Une bonne dose d'adrénaline

nat28

Projet Bradbury - Semaine 46

     Mes biceps se contractent tandis que je tente de soulever la carcasse de voiture dans laquelle une petite fille en larmes est bloquée. Autour de moi, c'est le chaos le plus total, les gens s'enfuient en hurlant et au milieu de leurs cris, je n'entends que le bruit des explosions des conduites de gaz. C'est la merde. Et je suis leur dernier espoir.

     Une goutte de sueur glisse sur mon front et tombe sur le sol jonché de débris. Je dois rester concentré et mobiliser toutes mes forces pour sortir cet enfant de son piège de métal. L'habitacle bouge, enfin ! J'encourage la fillette à se glisser hors du véhicule, en lui souriant d'un air rassurant. Avoir une confiance en soi sans faille et une autorité naturelle, voilà le secret. Un débardeur moulant, un peu déchiré, ça aide aussi.

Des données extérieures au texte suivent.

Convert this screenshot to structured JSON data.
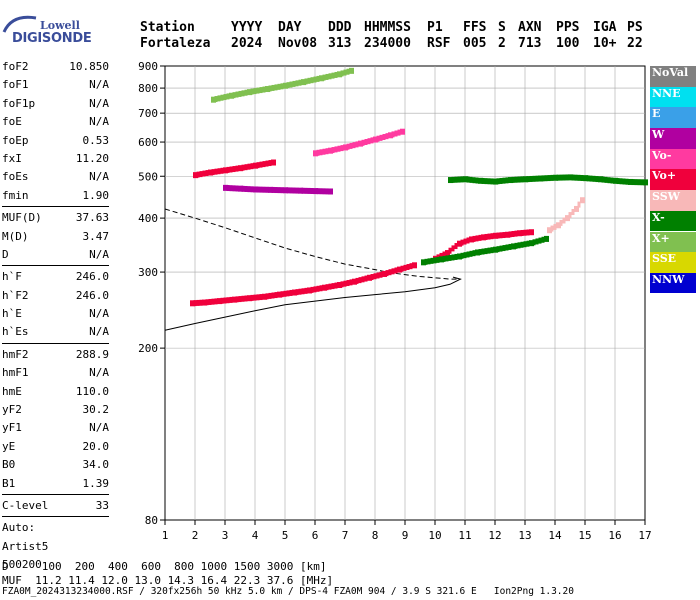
{
  "logo": {
    "line1": "Lowell",
    "line2": "DIGISONDE"
  },
  "header": {
    "labels": [
      "Station",
      "YYYY",
      "DAY",
      "DDD",
      "HHMMSS",
      "P1",
      "FFS",
      "S",
      "AXN",
      "PPS",
      "IGA",
      "PS"
    ],
    "values": [
      "Fortaleza",
      "2024",
      "Nov08",
      "313",
      "234000",
      "RSF",
      "005",
      "2",
      "713",
      "100",
      "10+",
      "22"
    ]
  },
  "params": {
    "group1": [
      {
        "k": "foF2",
        "v": "10.850"
      },
      {
        "k": "foF1",
        "v": "N/A"
      },
      {
        "k": "foF1p",
        "v": "N/A"
      },
      {
        "k": "foE",
        "v": "N/A"
      },
      {
        "k": "foEp",
        "v": "0.53"
      },
      {
        "k": "fxI",
        "v": "11.20"
      },
      {
        "k": "foEs",
        "v": "N/A"
      },
      {
        "k": "fmin",
        "v": "1.90"
      }
    ],
    "group2": [
      {
        "k": "MUF(D)",
        "v": "37.63"
      },
      {
        "k": "M(D)",
        "v": "3.47"
      },
      {
        "k": "D",
        "v": "N/A"
      }
    ],
    "group3": [
      {
        "k": "h`F",
        "v": "246.0"
      },
      {
        "k": "h`F2",
        "v": "246.0"
      },
      {
        "k": "h`E",
        "v": "N/A"
      },
      {
        "k": "h`Es",
        "v": "N/A"
      }
    ],
    "group4": [
      {
        "k": "hmF2",
        "v": "288.9"
      },
      {
        "k": "hmF1",
        "v": "N/A"
      },
      {
        "k": "hmE",
        "v": "110.0"
      },
      {
        "k": "yF2",
        "v": "30.2"
      },
      {
        "k": "yF1",
        "v": "N/A"
      },
      {
        "k": "yE",
        "v": "20.0"
      },
      {
        "k": "B0",
        "v": "34.0"
      },
      {
        "k": "B1",
        "v": "1.39"
      }
    ],
    "group5": [
      {
        "k": "C-level",
        "v": "33"
      }
    ],
    "extra": [
      "Auto:",
      "Artist5",
      "500200"
    ]
  },
  "legend": [
    {
      "label": "NoVal",
      "color": "#808080"
    },
    {
      "label": "NNE",
      "color": "#00e0f0"
    },
    {
      "label": "E",
      "color": "#3aa0e8"
    },
    {
      "label": "W",
      "color": "#b000a0"
    },
    {
      "label": "Vo-",
      "color": "#ff3aa0"
    },
    {
      "label": "Vo+",
      "color": "#f0003c"
    },
    {
      "label": "SSW",
      "color": "#f8b8b8"
    },
    {
      "label": "X-",
      "color": "#008000"
    },
    {
      "label": "X+",
      "color": "#80c050"
    },
    {
      "label": "SSE",
      "color": "#d8d800"
    },
    {
      "label": "NNW",
      "color": "#0000d0"
    }
  ],
  "footer": {
    "line1": "D     100  200  400  600  800 1000 1500 3000 [km]",
    "line2": "MUF  11.2 11.4 12.0 13.0 14.3 16.4 22.3 37.6 [MHz]",
    "line3": "FZA0M_2024313234000.RSF / 320fx256h 50 kHz 5.0 km / DPS-4 FZA0M 904 / 3.9 S 321.6 E   Ion2Png 1.3.20"
  },
  "chart_data": {
    "type": "scatter",
    "title": "",
    "xlabel": "",
    "ylabel": "",
    "xlim": [
      1,
      17
    ],
    "ylim": [
      80,
      900
    ],
    "y_scale": "log",
    "x_ticks": [
      1,
      2,
      3,
      4,
      5,
      6,
      7,
      8,
      9,
      10,
      11,
      12,
      13,
      14,
      15,
      16,
      17
    ],
    "y_ticks": [
      80,
      200,
      300,
      400,
      500,
      600,
      700,
      800,
      900
    ],
    "grid": true,
    "legend_placement": "right",
    "traces": [
      {
        "mode": "O-trace F2 (Vo+)",
        "color": "#f0003c",
        "f": [
          1.9,
          2.3,
          2.8,
          3.3,
          3.8,
          4.3,
          4.8,
          5.3,
          5.8,
          6.3,
          6.8,
          7.3,
          7.8,
          8.3,
          8.8,
          9.3
        ],
        "h": [
          254,
          255,
          257,
          259,
          261,
          263,
          266,
          269,
          272,
          276,
          280,
          285,
          291,
          297,
          304,
          311
        ]
      },
      {
        "mode": "O-trace F2 upper (Vo+)",
        "color": "#f0003c",
        "f": [
          10.0,
          10.4,
          10.8,
          11.2,
          11.6,
          12.0,
          12.4,
          12.8,
          13.2
        ],
        "h": [
          322,
          332,
          349,
          357,
          361,
          364,
          366,
          369,
          371
        ]
      },
      {
        "mode": "X-trace F2 (X-)",
        "color": "#008000",
        "f": [
          9.6,
          10.2,
          10.8,
          11.4,
          12.0,
          12.6,
          13.2,
          13.7
        ],
        "h": [
          316,
          321,
          326,
          333,
          338,
          344,
          350,
          358
        ]
      },
      {
        "mode": "Oblique rising (SSW)",
        "color": "#f8b8b8",
        "f": [
          13.8,
          14.1,
          14.4,
          14.7,
          14.9
        ],
        "h": [
          375,
          385,
          400,
          420,
          440
        ]
      },
      {
        "mode": "Second hop (Vo-)",
        "color": "#ff3aa0",
        "f": [
          6.0,
          6.5,
          7.0,
          7.5,
          8.0,
          8.5,
          8.9
        ],
        "h": [
          565,
          573,
          583,
          595,
          608,
          622,
          634
        ]
      },
      {
        "mode": "Second hop low (Vo+)",
        "color": "#f0003c",
        "f": [
          2.0,
          2.5,
          3.0,
          3.5,
          4.0,
          4.6
        ],
        "h": [
          503,
          510,
          516,
          522,
          529,
          538
        ]
      },
      {
        "mode": "Third hop (X+)",
        "color": "#80c050",
        "f": [
          2.6,
          3.2,
          3.8,
          4.4,
          5.0,
          5.6,
          6.2,
          6.8,
          7.2
        ],
        "h": [
          752,
          768,
          783,
          796,
          810,
          826,
          843,
          861,
          877
        ]
      },
      {
        "mode": "Spread near 480 km (W)",
        "color": "#b000a0",
        "f": [
          3.0,
          3.5,
          4.0,
          4.5,
          5.0,
          5.5,
          6.0,
          6.5
        ],
        "h": [
          470,
          468,
          466,
          465,
          464,
          463,
          462,
          461
        ]
      },
      {
        "mode": "Spread near 490 km (mixed)",
        "color": "#008000",
        "f": [
          10.5,
          11.0,
          11.5,
          12.0,
          12.5,
          13.0,
          13.5,
          14.0,
          14.5,
          15.0,
          15.5,
          16.0,
          16.5,
          17.0
        ],
        "h": [
          490,
          492,
          488,
          486,
          490,
          492,
          494,
          496,
          497,
          495,
          492,
          488,
          485,
          484
        ]
      }
    ],
    "profile_curves": [
      {
        "style": "dashed",
        "f": [
          1.0,
          2.0,
          3.0,
          4.0,
          5.0,
          6.0,
          7.0,
          8.0,
          8.5,
          9.0,
          9.5,
          10.0,
          10.5,
          10.85
        ],
        "h": [
          420,
          400,
          380,
          360,
          341,
          326,
          313,
          304,
          299,
          296,
          293,
          291,
          289,
          289
        ]
      },
      {
        "style": "solid",
        "f": [
          1.0,
          2.0,
          3.0,
          4.0,
          5.0,
          6.0,
          7.0,
          8.0,
          9.0,
          10.0,
          10.5,
          10.85,
          10.6
        ],
        "h": [
          220,
          228,
          236,
          244,
          252,
          257,
          262,
          266,
          270,
          276,
          281,
          289,
          292
        ]
      }
    ]
  }
}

     Sans vouloir me vanter, quand rien ne va plus, je suis toujours là, pour résoudre les problèmes, pour sauver un maximum de personnes et pour pouvoir dire à la fin de la journée “j'suis bien content de voir le soleil se coucher ce soir”. Par le plus grand des hasards, les membres de ma famille font toujours partie des rescapés, et si j'ai une ex-femme ou un ado un crise qui ne veut plus me parler à la maison, je profite toujours de la situation catastrophique pour recoller les morceaux. Tant qu'à faire…

     Certains disent que je suis un héros, mais je n'aime pas ce qualificatif. Je fais mon job, voilà tout. Je suis souvent pompier ou policier, rarement expert-comptable, j'ai des gros bras et un sens pratique hors pair, et, par dessus tout, une chance incroyable (on pourrait dire “de cocu”, ce qui serait un peu vexant mais tout à fait raccord avec le coup de l'ex-femme).

     Je suis toujours au mauvais endroit, au mauvais moment, mais comme j'ai les capacités physiques et intellectuelles pour m'en sortir, la plupart du temps, ça passe avec une bonne dose d'adrénaline. Parfois, je me sacrifie, généralement pour sauver l'humanité, ou ce qu'il en reste, alors j'accepte mon sort. La plupart du temps, je m'en sors bien, je retrouve ma petite famille, décomposée au début de la crise, plus unie que jamais devant le champ de ruine qu'est devenu sa vie d'avant. Ca n'a même pas l'air de les affoler, ce paysage apocalyptique, comme si le fait d'être ensemble et le pouvoir de l'amour allaient résoudre tous les problèmes.

     Je fatigue, parfois, mais comme tout le monde compte sur moi, je ne peux pas me reposer un seul instant, ou faire part de mes doutes. Les autres ne comprendraient pas. C'est comme si j'avais, en même temps, rien à perdre et tout à préserver. Cette responsabilité me pèse. En plus, de l'extérieur, on pourrait croire que tout est facile pour moi, alors qu'il n'en ait rien. Ce n'est pas par hasard que je vais toujours au bon endroit pour trouver la bonne personne ou le bon outil. Je suis très bien renseigné parce que je me prépare toujours au pire. Et oui, la voiture que j'emprunte a toujours le plein et ne tombe jamais en panne, et oui, les explosions ont la décence de se produire à quelques mètres de moi, sans jamais me blesser, et oui, je trouve toujours un peu d'énergie quand tout semble perdu…  

     Ce n'est pas de la chance, c'est du talent. Dommage qu'à chaque fois, ça me coûte un débardeur.